世界の街角

旅先の街角や博物館、美術館での印象や感じたことを紹介します。

ブログ掲載500回記念・魅了する大壺の彷徨える焼成地論・その9

2016-08-01 07:54:36 | 北タイ陶磁
<続き>

「魅了する大壺の彷徨える焼成地論・その7」でまとめた、焼成地不詳の1)、3)と4)は、どこ産であろうか? その最大の謎である1)について、前回に続いて検証してみたい。
バンコク大学東南アジア陶磁博物館、ホノルル美術館で展示されている掛分け釉両耳印花文壺の焼成地の詮索である。前回検討したようにナーン・ボスアック産の可能性が考えられるが、そうとも思われない傍証がある。今回、それについて検討したい。
先ず、HP上の美術館「郡家美術館」のパーン(パーンでないことは説明してきたが)の2番目の壺の文様である。解像度が低く文様が明確に読みとれないが、肩の印花文は件の稲穂文のように見えなくもない。
その下には、下のスケッチの青丸枠の繋文らしき文様をみる。ではナーン・ボスアックかと云うと、そうとも云いつらい。
下の立派な大壺は、ランプーンのハリプンチャイ国博で展示されている。その印花文の一つが、上にみた繋文である。まず写真を御覧願いたい。

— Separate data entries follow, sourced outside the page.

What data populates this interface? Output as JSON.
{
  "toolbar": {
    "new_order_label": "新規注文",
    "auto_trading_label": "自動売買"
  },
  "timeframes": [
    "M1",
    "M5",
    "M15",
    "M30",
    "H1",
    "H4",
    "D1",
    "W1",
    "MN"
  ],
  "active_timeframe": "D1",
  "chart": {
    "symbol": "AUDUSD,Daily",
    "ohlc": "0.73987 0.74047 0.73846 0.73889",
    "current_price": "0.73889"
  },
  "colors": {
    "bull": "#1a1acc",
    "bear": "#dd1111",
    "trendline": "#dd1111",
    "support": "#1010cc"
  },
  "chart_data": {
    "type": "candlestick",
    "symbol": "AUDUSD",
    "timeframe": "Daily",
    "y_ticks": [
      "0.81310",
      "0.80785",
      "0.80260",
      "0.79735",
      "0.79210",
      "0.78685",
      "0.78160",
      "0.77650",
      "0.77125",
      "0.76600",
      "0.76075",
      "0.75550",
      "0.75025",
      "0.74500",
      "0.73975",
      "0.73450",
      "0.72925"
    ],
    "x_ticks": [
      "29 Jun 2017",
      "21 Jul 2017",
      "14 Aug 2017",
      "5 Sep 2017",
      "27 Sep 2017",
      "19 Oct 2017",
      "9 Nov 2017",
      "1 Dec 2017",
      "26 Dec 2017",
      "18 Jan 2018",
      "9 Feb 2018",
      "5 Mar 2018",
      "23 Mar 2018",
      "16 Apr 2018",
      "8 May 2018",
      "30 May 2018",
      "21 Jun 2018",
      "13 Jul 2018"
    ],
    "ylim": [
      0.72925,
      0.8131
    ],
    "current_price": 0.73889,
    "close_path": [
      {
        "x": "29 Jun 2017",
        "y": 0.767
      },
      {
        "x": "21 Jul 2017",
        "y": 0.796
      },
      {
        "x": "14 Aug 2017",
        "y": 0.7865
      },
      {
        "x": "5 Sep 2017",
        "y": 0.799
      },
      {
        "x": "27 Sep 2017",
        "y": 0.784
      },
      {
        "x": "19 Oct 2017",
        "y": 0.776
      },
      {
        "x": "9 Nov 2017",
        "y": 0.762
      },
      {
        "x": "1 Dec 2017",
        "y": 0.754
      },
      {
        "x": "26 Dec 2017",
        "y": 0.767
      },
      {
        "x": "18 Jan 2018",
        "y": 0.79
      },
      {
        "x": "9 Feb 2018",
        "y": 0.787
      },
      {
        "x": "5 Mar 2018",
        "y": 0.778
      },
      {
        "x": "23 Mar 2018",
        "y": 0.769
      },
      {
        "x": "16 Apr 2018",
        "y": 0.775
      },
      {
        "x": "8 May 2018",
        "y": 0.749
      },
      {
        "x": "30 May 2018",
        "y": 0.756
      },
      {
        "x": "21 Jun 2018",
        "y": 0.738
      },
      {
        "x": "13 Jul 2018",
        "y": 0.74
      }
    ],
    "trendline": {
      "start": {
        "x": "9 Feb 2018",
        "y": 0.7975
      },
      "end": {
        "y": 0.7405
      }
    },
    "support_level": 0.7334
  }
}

う~ん、それなりに符合するが、当該壺の焼成地が明示されていない。つまりキャップションが見当たらないのである。あるのは、下の写真のように中国陶磁とある。
ほんまかいな?との印象である。確かに写真向かって右側の染付は中国陶磁であるが、壺は北タイの匂いである。これが本当に中国陶磁であるなら、混乱はさらに増幅される。
多少横道にそれたので本筋に話を戻す。「郡家美術館」のパーンの2番目の壺の文様であるが胴にはリリーと思われる印花文が押されている。これはサンカンペーンでみる印花文である。そのサンカンペーンのリリーの印花文(出典:Ceramics of Seduction)をご覧頂く。
上写真の壺がサンカンペーンか?・・・という課題がないわけではないが、書籍にサンカンペーンと明記し、バンコク大学東南アジア陶磁博物館ニュースレターも、当該書籍を紹介している点。さらに当該ブロガー・コレクションのサンカンペーン鉄絵盤、バンコク大学東南アジア陶磁博物館の収蔵品(下写真)にもリリー文様が描かれていることから、上の壺はサンカンペーンであろう。

とすれば、「郡家美術館」のパーンの2番目の壺(すなわち1番目の壺もと云うことになるが)はサンカンペーンの可能性も皆無ではない。
以上のことどもは、1)の壺はナーンの可能性が強いものの、サンカンペーンも視野に入っており、現時点での詮索は壁にあたっている。
これも一重にタイの文化財保護行政の欠如にほかならず、タノン・トンチャイ山中やオムコイ山中の墳墓跡盗掘、各古窯址の盗掘が横行し、タイ芸術局が調査した事例は後追いで事例も少なく、産地を特定する資料に乏しいのが、これらの名品と云える壺産地論をさまよえるものとしている。多分今後もこの問題を解決するには、おそかれし体系的な発掘調査であり、永遠の課題になる可能性をはらんでいる。